In a liturgical service, just after the sermon and the saying of the creed, after the confession of sin has been said by everyone present and the absolution has been pronounced, the priest will say, ‘The Peace of the Lord be always with you.’
‘And also with you,’ the congregation will respond.
And then we turn to each other in the pews around us and say the same things back and forth to each other, offering Christ’s peace to each other, often with a kiss or a handshake or a hug. It is called the passing of the peace.
When my father passed away, I ended up with some of his books. Some of them, books that were his favorites, have his marks in them, sentences and phrases and passages that caught his eye or his ear. Some of the books are my favorites now as well, and now they have my marks in them too. Something about that is moving to me.
In the past few days, I having been going through one of those books with the two sets of marks, and I noticed a mark I had not noticed before. The mark is a reference to the passing of the peace in a liturgical service. My father had marked the phrase and the explanation of it. I have no way of knowing for sure, but it was as though he had stumbled upon it for the first time.
It is possible. He was raised in a part of the Church where the liturgy was not used, and the passing of the peace may well have been new to him.
I do know that in those days he was beginning to learn and explore and dig around in the ancient traditions and practices of the Church, practices that came from the the liturgical end of this great long pew that is the Church. He was learning some things about the ancient ways that were new to him and they drew him in their direction.
He never left his end of the pew, the part of the Church from whence he came, I do not expect that he ever would have. He was ordained there as a minister and his friends and his roots were there. But he was very much engaged in and intrigued by trying to bring some of the ancient practice and wisdom to bear within that community. I knew him well enough to know that when he stumbled upon the passing of the peace, he began that very day to look for ways and places and times to incorporate it into the retreats that he led and other settings as well. And I can imagine the grin that would have been on his face as he did so.
I saw that grin when he started ending his retreats with Holy Communion. I saw that grin when he and my brother developed a breviary of sorts that introduced an ancient way of prayer into their community. I saw that grin when he would quote from saints and monks and nuns and mystics in his talks, people who were rarely mentioned in the community from whence he came. I thought about all of that the other day when I saw his marks again.

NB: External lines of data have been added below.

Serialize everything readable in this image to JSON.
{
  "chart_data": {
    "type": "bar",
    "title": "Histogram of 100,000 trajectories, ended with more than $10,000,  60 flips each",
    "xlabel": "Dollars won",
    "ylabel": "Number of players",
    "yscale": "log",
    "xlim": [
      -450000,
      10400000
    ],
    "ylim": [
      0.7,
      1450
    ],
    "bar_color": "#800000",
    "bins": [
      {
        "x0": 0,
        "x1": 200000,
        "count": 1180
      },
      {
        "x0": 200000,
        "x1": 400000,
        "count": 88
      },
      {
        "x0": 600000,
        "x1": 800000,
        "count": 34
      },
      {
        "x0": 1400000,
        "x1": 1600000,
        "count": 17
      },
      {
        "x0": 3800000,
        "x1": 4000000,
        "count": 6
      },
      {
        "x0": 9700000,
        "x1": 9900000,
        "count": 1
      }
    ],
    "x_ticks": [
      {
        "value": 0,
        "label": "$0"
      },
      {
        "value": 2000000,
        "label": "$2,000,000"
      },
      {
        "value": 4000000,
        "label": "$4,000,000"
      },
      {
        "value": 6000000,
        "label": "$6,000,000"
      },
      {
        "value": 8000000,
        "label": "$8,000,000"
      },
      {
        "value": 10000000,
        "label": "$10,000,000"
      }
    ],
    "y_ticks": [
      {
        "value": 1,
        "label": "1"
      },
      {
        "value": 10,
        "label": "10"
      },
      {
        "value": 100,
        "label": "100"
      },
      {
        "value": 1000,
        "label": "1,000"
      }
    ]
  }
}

That got me to thinking about the fact that the passing of the peace, the kiss of peace as it used to be called, is a part of the practice of the faithful that goes back all the way to The Apology of Justin the Martyr, the first century letter that first explained what the early Christians did when they gathered up for worship.
And about the fact that by the time it got to the church where my father grew up and where my father raised me, we no longer even paused for a moment whenever we gathered up to worship to acknowledge our sin and accept the need for God’s forgiveness and Christ’s peace in our lives. Our version of it was something you did after a the first couple of songs and it began with, ‘Now everybody turn to your neighbor and tell them that you are glad they are in church today.’ Which is not a bad thing to say to people, but it is not the same somehow.
And I was thinking about how sad it is that so many of the great traditions and practices and habits and rituals of the Church were set aside in the Protestant West and that so many of us had to leave home, so to speak, to even get a glimpse of them.
Finally I was thinking about my father some more. And how sad it was that he could have given his whole life to the Church and have never been taught about these things at all. And how he was just beginning to discover these things when he died.
And how they might have made him grin.